Aydın İlinde 2019 yılında eced sayfasında 42 duyuru yapılmış. Bu duyuruların 36 adedi için Çed Gerekli Değildir denilmiş. 6 adedi için ise Çed olumlu denilmiştir. Bunların sektörel dağılımı ise %67 Madden, %16 Enerji, %17 Ulaşım ve kıyı. Çed gerekli Değil kararlarının Sektörel dağılımı ise şöyledir: Maden % 42, Enerji % 8, Turizm % 8, Sanayi % 6, ve Tarım-Gıda % 28 olarak dağılım göstermiştir.

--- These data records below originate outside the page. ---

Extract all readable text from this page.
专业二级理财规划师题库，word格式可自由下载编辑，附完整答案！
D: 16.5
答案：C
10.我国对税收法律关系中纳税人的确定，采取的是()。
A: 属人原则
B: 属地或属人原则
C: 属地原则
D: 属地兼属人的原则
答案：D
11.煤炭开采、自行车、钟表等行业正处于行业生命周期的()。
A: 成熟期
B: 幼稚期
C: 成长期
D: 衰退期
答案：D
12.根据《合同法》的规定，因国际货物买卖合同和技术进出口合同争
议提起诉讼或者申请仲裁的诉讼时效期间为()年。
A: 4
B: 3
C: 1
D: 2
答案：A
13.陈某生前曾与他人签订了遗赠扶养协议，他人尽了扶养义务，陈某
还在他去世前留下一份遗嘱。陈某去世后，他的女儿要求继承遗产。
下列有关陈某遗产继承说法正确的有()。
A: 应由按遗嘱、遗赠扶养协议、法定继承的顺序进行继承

Aydın Valiliği yatırım-İzleme ve Koordinasyon Başkanlığı 2019 yılında91 adet Jeotermal Kaynak arama Ruhsatı vermiş. Ayrıca 55 adet jeotermal kaynak ve mineralli su arama ruhsatı vermiştir. 2018 yılında ise bu sayılar daha düşüktü. 2018 yılında 27 adet Jeotermal kaynak arama Ruhsatı verilmiş. 56 adet te Jeotermal Kaynak ve Mineralli su işletme ruhsatı verilmiştir. Burada görülüyor ki her geçen yıl jeotermal kaynak arama işlemleri artarak devam etmektedir. Aydın Havzası delik deşik edilmektedir. Hâlihazırda ilimizde 35 adet Jeotermal Enerji Santrali faaliyette. Bunların yeraltında çektikleri sıvı miktarı ise 364 hm3/yıl olarak kayda geçirilmiş. Bunun hepsini reenjekte etikleri söylense de bu gerçeği yansıtmıyor. Santrallerin çevresindeki derecikler ve sulama kanallarının üzerinde yükselen buharlar bunun tersini işaret ediyor. Ayrıca açık işletme olduğu için, yüzeye çıkan bu yüksek ısıdaki suların % 25’i gaz olarak havaya karışmaktadır. Bu ise yer altı sıcak su kaynağını her geçen gün azaltmaktadır. Yine aynı belgede Aydın ilinin yer altı su rezervi 190,98 hm3/yıl olduğu, bunun yılda 178 hm3/yıl ise çekilerek tarım ve diğer alanlarda kullanıldığı belirtilmektedir. Söke ve çevresinde tarımda kullanılan sudan fazlasını, Seramik fabrikaları, Tekstil fabrikaları, Biyokütle Enerji Santrali, Çimento fabrikası ve atık malzemeyle enerji üreten Termik Santrallerde kullanılmaktadır.. Çünkü bu sektörlerde soğutma, yıkama ve buhar gücüyle enerji üretme tamamen yoğun şekilde su kullanılmaktadır.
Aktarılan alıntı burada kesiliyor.